[erlang-questions] Support for newcomers and the popularity of Erlang

Ulf Wiger ulf@REDACTED
Mon Mar 19 18:54:35 CET 2012


On 19 Mar 2012, at 18:42, Wojciech Knapik wrote:

> 
> 
> On Mon, Mar 19, 2012 at 6:08 PM, Jesse Gumm <gumm@REDACTED> wrote:
> Have you looked into riak for distributed, master-less data replication?
> 
> 
> From what I've read on github, I can't tell what the benefits would be and I was hoping to familiarize myself with mnesia.
> 
> Would riak be a better fit ?  


It depends much on your access patterns.

Mnesia offers transaction consistency, meaning that you can run fairly complex update transactions and let mnesia worry about consistency across your data set. This is a wonderful feature, but it tends to become troublesome in very large clusters, since the increasing cost of ensuring consistency puts a limit on scalability, and netsplits become increasingly likely as your clusters go. Netsplits and transaction consistency make poor bedfellows.

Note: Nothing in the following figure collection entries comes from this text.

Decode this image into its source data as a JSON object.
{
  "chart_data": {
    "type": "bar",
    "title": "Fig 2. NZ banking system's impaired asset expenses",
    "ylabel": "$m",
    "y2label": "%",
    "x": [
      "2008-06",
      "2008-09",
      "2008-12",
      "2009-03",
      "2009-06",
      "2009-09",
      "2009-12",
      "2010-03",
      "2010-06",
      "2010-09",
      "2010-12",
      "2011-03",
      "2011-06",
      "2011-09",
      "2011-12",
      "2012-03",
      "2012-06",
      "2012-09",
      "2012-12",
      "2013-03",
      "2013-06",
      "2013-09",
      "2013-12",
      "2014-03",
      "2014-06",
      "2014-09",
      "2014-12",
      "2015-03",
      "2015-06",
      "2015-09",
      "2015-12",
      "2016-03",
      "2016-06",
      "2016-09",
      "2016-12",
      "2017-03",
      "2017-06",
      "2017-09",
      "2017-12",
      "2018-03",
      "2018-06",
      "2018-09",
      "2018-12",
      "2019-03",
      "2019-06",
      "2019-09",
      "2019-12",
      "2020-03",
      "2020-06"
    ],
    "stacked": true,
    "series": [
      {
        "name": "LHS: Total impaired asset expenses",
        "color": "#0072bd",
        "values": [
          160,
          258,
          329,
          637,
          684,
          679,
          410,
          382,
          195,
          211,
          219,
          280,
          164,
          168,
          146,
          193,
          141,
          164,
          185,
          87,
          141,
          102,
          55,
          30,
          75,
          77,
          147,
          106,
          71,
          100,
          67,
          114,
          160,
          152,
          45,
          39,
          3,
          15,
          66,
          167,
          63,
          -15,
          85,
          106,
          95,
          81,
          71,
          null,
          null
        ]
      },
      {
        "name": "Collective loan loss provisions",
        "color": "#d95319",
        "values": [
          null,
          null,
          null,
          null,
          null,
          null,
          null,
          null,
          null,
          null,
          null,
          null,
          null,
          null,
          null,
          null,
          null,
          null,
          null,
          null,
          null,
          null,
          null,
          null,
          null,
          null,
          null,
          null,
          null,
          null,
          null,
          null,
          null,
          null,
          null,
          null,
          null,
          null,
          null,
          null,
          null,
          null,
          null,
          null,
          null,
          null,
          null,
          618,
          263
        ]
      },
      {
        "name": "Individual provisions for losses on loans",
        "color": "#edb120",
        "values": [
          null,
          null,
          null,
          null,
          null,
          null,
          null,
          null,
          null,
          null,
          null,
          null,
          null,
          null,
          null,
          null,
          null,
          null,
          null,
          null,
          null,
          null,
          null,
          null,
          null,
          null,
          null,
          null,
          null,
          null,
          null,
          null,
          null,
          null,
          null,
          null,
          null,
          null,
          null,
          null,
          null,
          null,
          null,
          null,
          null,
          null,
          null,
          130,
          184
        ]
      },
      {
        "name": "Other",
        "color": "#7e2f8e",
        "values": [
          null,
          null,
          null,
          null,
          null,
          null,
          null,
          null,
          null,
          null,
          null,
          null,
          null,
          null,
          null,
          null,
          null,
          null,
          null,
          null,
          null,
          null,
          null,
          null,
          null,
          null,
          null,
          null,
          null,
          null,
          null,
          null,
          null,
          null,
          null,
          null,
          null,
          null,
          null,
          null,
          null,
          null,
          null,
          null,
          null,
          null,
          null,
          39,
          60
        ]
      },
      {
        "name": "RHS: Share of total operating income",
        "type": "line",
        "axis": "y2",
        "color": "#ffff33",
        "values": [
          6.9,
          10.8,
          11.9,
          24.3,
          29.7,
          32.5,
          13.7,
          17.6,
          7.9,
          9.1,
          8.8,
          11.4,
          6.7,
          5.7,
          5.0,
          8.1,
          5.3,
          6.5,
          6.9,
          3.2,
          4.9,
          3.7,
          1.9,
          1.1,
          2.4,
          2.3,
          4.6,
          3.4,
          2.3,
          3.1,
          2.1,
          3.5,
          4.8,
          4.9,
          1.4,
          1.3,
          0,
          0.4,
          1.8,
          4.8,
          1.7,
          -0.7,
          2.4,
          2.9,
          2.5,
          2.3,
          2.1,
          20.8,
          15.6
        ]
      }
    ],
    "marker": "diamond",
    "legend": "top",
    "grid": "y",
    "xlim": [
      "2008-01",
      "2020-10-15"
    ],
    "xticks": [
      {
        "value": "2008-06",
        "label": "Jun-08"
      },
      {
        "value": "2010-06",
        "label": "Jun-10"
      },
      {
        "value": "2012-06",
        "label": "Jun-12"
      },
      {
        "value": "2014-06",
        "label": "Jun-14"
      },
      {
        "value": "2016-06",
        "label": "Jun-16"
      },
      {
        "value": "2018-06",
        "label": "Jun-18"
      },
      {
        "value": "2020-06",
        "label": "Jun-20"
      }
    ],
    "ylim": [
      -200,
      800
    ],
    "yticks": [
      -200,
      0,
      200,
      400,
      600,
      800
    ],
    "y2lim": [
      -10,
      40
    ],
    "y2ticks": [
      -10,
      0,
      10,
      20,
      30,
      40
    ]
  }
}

Riak is a key-value database with no transaction concept whatsoever (although individual writes are of course atomic). Thus, if you have concurrent read-write patterns against the same data, you will find the results …arm, interesting for any but the simplest of update patterns.

(See e.g. http://www.infoq.com/presentations/Eventually-Consistent-HTTP-with-Statebox-and-Riak for an example of roughly how far you can push concurrent updates in riak. It should also give you an idea of how riak works.)

OTOH, if all you do is simple get/put, and you need high throughput and excellent fault tolerance, riak will let you scale to levels way beyond what any sane person would attempt with mnesia.